Examination of witnesses
(Questions 500 - 508)
WEDNESDAY 9 DECEMBER
MR JOHN
STEVENS, MR
PAUL MANNING
and MR RICHARD
BRUNSTROM
500. If you could do that then all the cameras
would be live?
(Mr Manning) Yes.
(Mr Brunstrom) We are categorically not asking
for additional money for the police service. Everything else is
in place. We have superb technology, with one exception about
chasing errant drivers, we have very very good law. The whole
process works perfectly provided the offenders pay for it and
that is what is missing at the moment.
Chairman
501. I want to ask you a question which
does worry me after listening to you and that is the sort of safeguards
that you would require as the police force before you extended
the powers available, particularly to stop vehicles, to people
like traffic wardens.
(Mr Manning) We are not talking about parking
attendants and I think we need to make that distinction.
502. Forgive me, you were talking about
what you called badged subsidiaries. I do not quite know how we
describe them. I am asking you something that to me is fairly
fundamental. If you blur the responsibilities between a constable
who may be quite an expensive commodity but is nevertheless in
theory both intelligent and trained and those who have different
responsibilities may be equally intelligent but differently trained,
you may get yourselves and you may get, even more importantly,
the rest of us into a slightly difficult situation. What safeguards
are you asking for before that change takes place?
(Mr Manning) What we are giving is an assurance
that those people will be under police management and therefore
the police service will be accountable for their actions.
503. Forgive me, you are also responsible
for a lot of people in this building and some of us would see
that there is a difference between a constable and some of the
people who are within your management.
(Mr Manning) The safeguard I would be looking
for is the fact that we would have to train and properly equip
the traffic wardens to discharge this additional function.
504. So they would be increasingly expensive?

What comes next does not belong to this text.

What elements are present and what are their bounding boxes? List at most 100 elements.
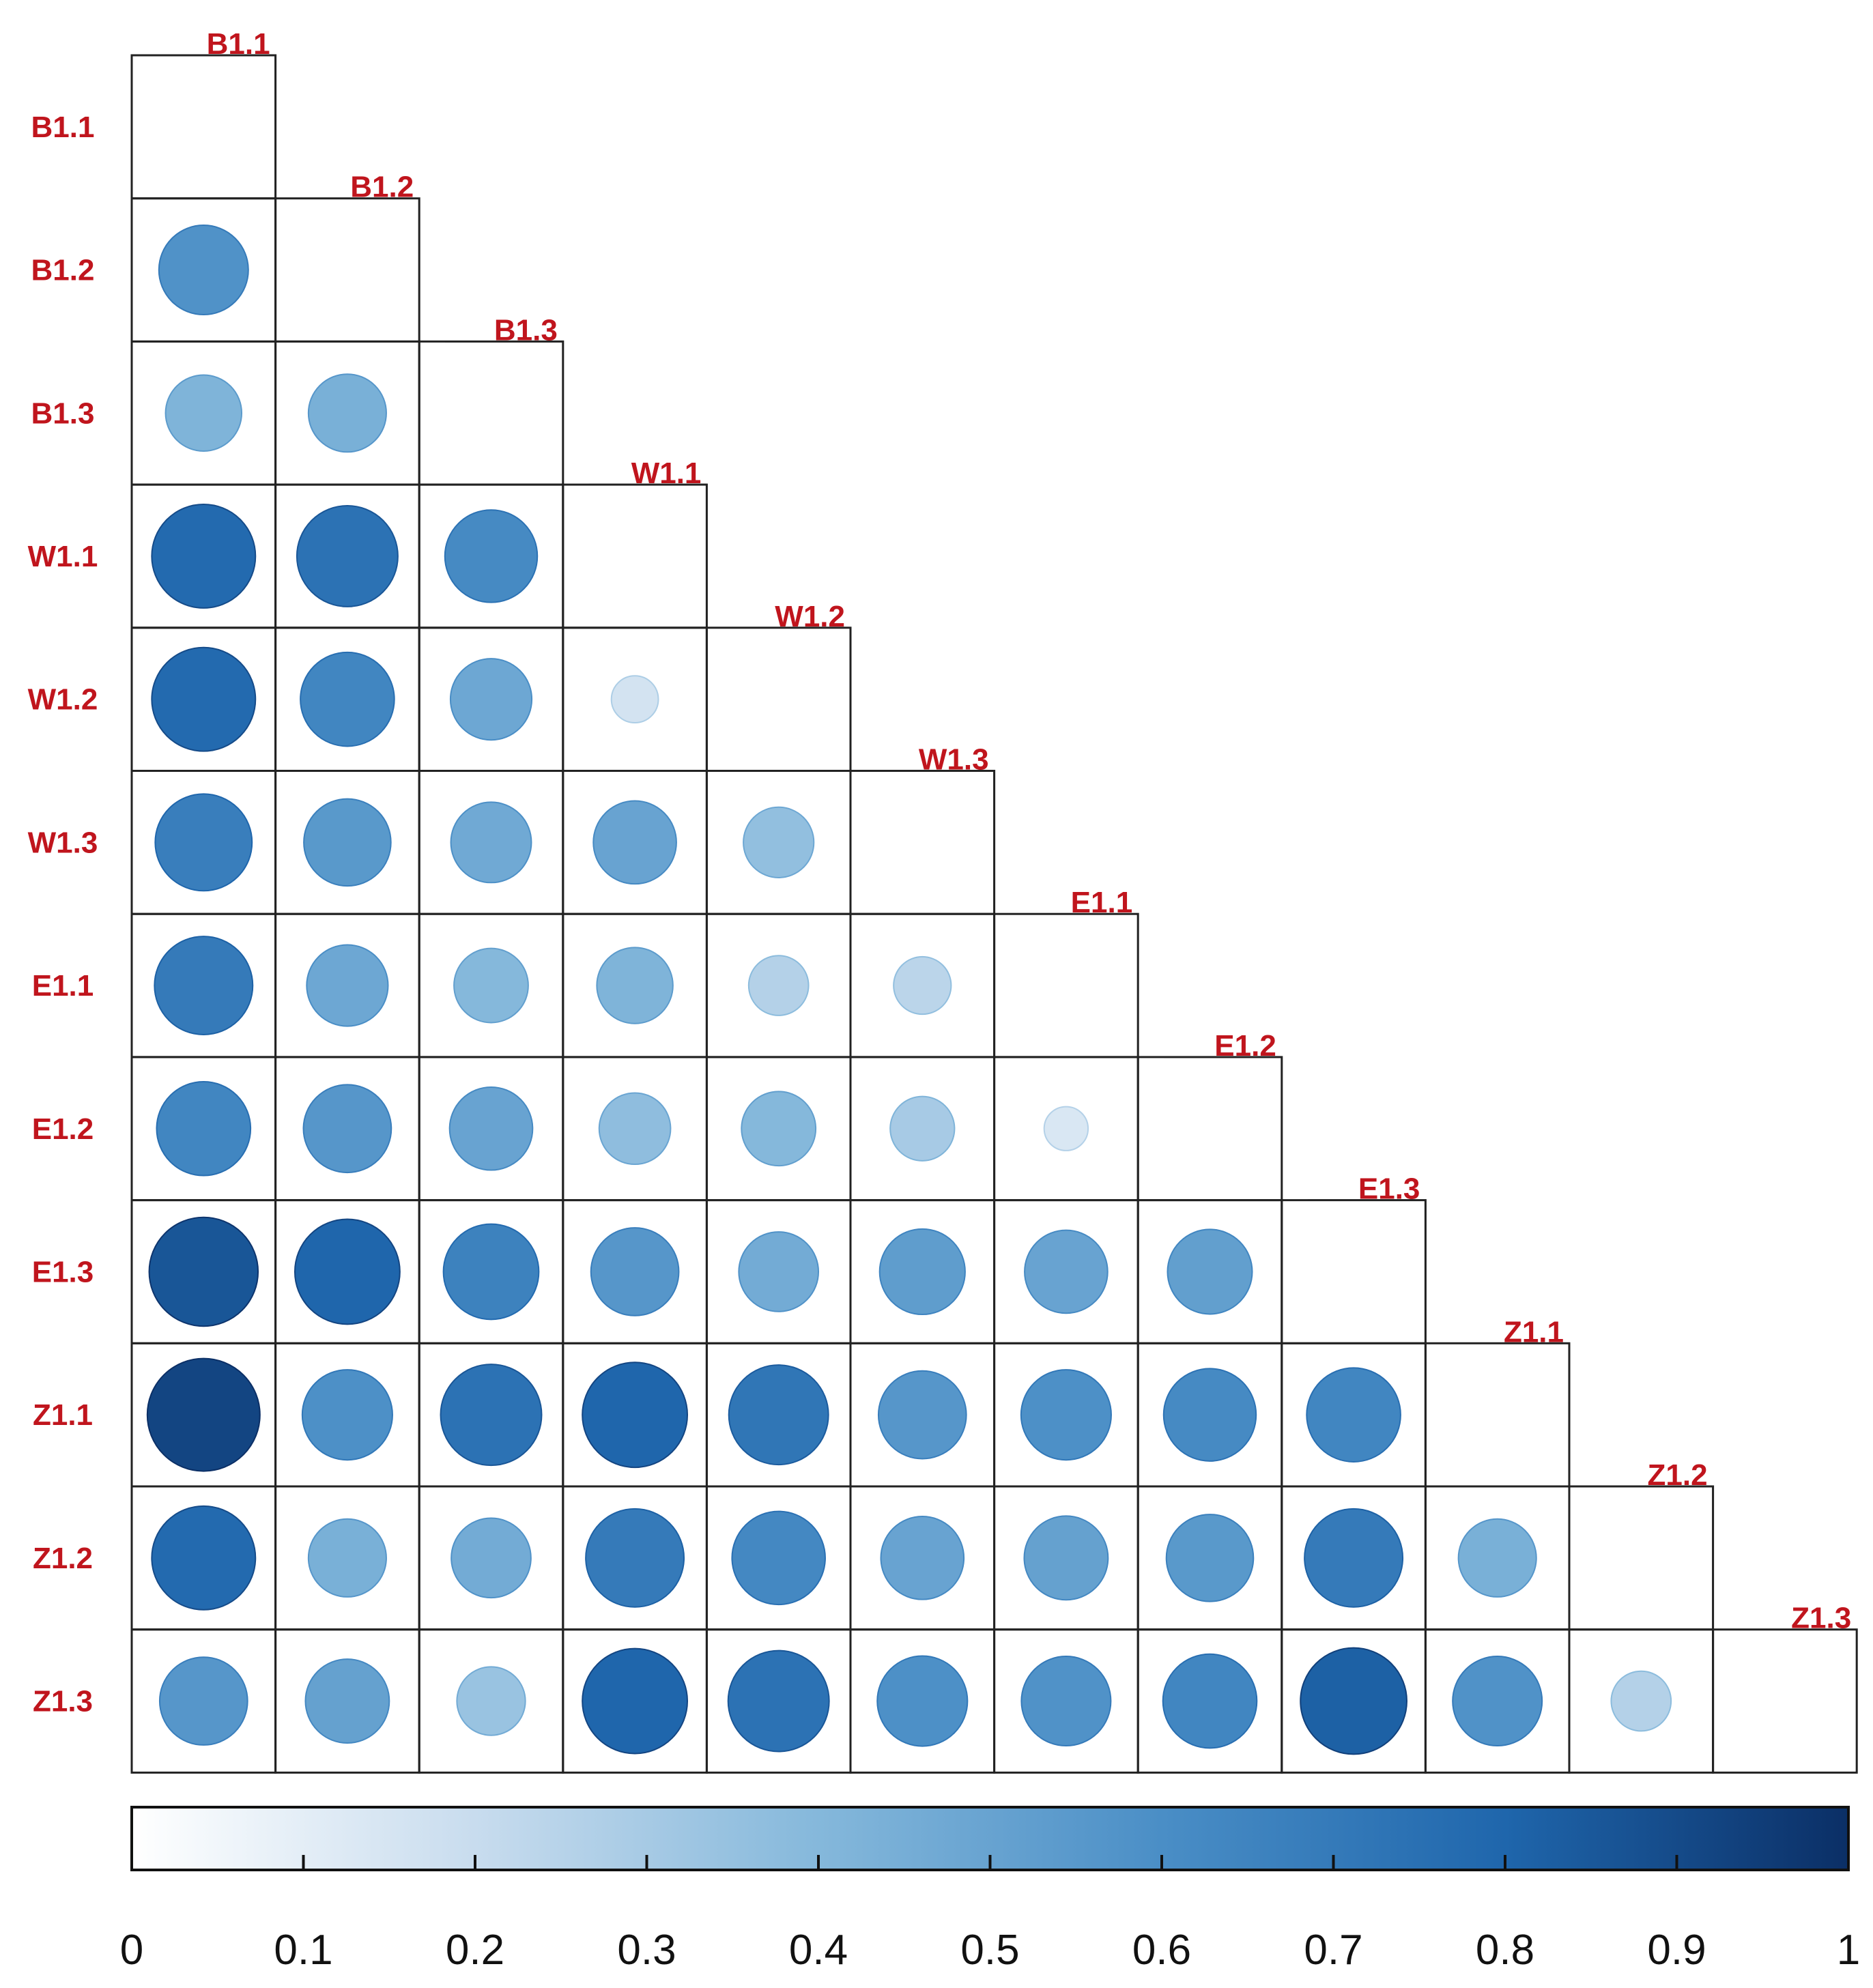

(Mr Manning) No. A traffic warden can direct traffic
or stand in the middle of the road and tell you to turn left or
right.
Mr Donohoe
505. Or stop.
(Mr Manning) It can direct traffic but it cannot
tell you to stop in the sense of "I want to stop and I now
want to do something else with you, I want you to talk this will
particular person here." They receive training, they have
a level of competence already and we are actually extending the
power which they have already got to direct traffic to physically
stopping the moving traffic thus enabling their wider use to assist
in environmental issues and a whole range of other matters.
Chairman
506. When you do a multi-agency stop, the
Committee saw one in east London, for instance, and you use motorcycle
police to bring in HGVs for the very good and simple reason that
they were the people that were both visible and effective and
on the whole even the most recalcitrant driver took some notice
of a large man on a motor bike, does it seem to you that there
will be the same effect with a traffic warden?
(Mr Manning) If we were going to require them
to be on a motorcycle and to be able to do other duties, which
is the case, then probably not, Chairman.
507. We are crossing this line, are we not,
between a policeman and a non-policeman?
(Mr Manning) Yes, we are.
508. What I am saying to you is what safeguards
need to be built in before we give those powers to somebody else?
(Mr Manning) You should not give them to somebody
else, that is the point I am making. You should give them to the
police service and under police management, police accountability
that is the way to have the safeguards that there will be this
accountability line and an assurance that the resources will be
effectively used.
Chairman: Mr Stevens,
Mr Manning, Mr Brunstrom, thank you very much. You have proved
to us you are an under-funded, ethical, highly effective, very
modest group of men and we are very grateful to you. You have
also highlighted some very important points. Thank you.